I had two people ask me about the trains in NYC. I'll take that as a sign that I blended.

Heh. The times I've been asked directions (as opposed to seeing people look confused, and taking pity, which I've done many times as a resident of DC), I've never been sure if I look like a native, or just like a tourist who knows what she's doing/has maps. I mean...I got asked by a nun, in Paris, where the library was. But I doubt I looked Parisian...


Tom Scola - Jun 02, 2008 7:07:23 am PDT #340 of 10003
Mr. Scola’s wardrobe by Botany 500

I got asked by a nun, in Paris, where the library was.

She was hitting on you.


shrift - Jun 02, 2008 7:07:29 am PDT #341 of 10003
"You can't put a price on the joy of not giving a shit." -Zenkitty

What did you end up ordering?

I got the bacon, cheddar, and scallion omelet with potatoes. It also came with grapes and slices of pineapple. If we go back, I think I will eventually work my way through their menu.
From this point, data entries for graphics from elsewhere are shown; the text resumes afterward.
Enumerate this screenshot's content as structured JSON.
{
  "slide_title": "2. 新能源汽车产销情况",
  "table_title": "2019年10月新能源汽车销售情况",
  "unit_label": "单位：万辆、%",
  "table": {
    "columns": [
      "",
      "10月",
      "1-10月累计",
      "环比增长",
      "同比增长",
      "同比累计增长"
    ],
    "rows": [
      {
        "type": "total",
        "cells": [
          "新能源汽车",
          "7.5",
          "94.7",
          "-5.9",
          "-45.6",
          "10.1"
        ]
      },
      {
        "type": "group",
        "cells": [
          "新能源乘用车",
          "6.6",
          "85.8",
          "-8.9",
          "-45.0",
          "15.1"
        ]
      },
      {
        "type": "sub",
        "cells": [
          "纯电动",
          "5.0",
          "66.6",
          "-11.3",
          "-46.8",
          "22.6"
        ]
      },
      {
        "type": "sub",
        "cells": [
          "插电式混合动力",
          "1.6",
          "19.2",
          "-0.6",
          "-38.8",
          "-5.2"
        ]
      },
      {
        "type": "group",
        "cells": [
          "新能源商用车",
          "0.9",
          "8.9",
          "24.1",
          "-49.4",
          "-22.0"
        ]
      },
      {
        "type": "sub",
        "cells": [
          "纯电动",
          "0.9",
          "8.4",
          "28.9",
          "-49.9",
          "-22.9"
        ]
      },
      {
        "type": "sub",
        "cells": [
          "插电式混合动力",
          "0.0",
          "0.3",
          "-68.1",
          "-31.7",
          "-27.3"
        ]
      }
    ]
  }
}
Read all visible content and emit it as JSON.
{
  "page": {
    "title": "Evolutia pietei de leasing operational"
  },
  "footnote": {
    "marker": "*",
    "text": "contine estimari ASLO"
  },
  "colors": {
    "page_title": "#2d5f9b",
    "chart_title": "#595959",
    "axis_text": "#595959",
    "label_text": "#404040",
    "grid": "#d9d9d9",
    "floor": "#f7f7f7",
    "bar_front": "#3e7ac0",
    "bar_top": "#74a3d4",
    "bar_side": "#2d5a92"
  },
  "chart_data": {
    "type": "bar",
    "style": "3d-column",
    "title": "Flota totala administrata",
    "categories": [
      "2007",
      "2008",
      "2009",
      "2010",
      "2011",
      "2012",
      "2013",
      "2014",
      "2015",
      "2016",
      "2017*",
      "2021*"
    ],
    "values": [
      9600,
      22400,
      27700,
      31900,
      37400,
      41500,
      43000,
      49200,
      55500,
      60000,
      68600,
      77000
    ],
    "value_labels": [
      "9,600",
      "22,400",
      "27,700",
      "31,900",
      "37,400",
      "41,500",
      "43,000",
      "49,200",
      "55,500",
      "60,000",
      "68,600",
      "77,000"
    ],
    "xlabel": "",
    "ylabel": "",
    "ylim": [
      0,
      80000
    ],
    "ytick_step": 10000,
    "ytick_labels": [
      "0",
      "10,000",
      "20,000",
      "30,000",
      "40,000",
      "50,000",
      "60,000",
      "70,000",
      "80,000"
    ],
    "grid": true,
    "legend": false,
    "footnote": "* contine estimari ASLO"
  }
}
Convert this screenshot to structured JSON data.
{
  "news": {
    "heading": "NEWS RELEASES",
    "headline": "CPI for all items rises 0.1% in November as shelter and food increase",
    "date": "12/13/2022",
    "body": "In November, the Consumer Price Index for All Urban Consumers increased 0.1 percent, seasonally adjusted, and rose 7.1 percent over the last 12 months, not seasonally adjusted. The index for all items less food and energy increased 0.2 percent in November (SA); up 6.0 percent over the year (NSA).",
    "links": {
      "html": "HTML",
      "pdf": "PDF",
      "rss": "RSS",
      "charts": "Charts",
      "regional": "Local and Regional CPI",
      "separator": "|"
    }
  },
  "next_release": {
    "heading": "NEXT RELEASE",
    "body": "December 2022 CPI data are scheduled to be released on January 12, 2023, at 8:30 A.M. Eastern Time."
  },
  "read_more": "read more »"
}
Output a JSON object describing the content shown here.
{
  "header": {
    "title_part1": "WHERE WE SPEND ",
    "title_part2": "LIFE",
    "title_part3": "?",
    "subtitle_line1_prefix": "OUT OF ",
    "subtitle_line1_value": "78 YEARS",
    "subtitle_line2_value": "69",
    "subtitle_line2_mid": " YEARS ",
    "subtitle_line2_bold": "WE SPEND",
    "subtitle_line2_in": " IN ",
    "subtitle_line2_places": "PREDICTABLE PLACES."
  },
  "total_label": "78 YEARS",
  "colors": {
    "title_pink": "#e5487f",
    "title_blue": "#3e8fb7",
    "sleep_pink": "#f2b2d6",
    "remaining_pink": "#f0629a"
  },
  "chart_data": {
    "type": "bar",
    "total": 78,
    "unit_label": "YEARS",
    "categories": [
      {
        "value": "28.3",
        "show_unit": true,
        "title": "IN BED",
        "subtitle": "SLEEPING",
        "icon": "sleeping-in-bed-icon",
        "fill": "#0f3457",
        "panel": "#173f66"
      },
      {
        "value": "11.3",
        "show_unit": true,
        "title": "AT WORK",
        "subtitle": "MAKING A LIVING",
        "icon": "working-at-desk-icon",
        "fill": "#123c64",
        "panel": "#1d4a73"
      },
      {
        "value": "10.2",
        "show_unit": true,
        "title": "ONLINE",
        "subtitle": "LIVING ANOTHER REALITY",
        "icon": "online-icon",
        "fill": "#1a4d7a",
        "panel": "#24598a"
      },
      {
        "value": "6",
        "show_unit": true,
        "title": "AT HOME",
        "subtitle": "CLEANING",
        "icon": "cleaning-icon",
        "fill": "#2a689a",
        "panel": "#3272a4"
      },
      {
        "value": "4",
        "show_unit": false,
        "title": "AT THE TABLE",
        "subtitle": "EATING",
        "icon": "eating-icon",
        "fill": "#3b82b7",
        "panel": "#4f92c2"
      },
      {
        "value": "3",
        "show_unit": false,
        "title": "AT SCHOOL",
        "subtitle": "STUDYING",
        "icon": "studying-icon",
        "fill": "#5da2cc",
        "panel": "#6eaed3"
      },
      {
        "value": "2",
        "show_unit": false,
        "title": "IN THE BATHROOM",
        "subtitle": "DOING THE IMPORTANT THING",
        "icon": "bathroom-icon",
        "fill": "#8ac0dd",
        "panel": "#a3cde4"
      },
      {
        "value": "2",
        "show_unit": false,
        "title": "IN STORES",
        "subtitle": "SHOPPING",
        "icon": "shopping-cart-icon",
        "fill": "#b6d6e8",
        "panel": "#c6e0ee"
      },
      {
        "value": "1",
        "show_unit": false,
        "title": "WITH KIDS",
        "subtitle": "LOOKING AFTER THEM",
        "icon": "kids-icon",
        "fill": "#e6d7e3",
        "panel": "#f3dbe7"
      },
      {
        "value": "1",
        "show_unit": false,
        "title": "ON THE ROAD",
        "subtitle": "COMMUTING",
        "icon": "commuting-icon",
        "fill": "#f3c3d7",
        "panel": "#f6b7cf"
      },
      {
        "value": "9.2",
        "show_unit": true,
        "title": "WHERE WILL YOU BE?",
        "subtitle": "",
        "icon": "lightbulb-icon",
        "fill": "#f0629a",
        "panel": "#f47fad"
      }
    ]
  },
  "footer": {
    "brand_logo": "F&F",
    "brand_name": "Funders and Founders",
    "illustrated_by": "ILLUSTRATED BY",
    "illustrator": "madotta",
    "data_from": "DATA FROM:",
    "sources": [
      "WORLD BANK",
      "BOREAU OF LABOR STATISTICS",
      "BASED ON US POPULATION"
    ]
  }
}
Dana - Jun 02, 2008 7:09:49 am PDT #342 of 10003
"I'm useless alone." // "We're all useless alone. It's a good thing you're not alone."

I got asked by a nun, in Paris, where the library was.

Is it possible it was the only French she knew? "Ou est la bilbiotheque?" is a pretty time-honored phrase from high school French courses.

I wonder how you say "nun" in French.


megan walker - Jun 02, 2008 7:10:45 am PDT #343 of 10003
"What kind of magical sunshine and lollipop world do you live in? Because you need to be medicated."-SFist

It could be worse. I can't even get the "natives" here to move out of the way so I can get on the train. Le sigh.

ETA: A nun is a "religieuse", which is also the name of a tasty cream-puff pastry.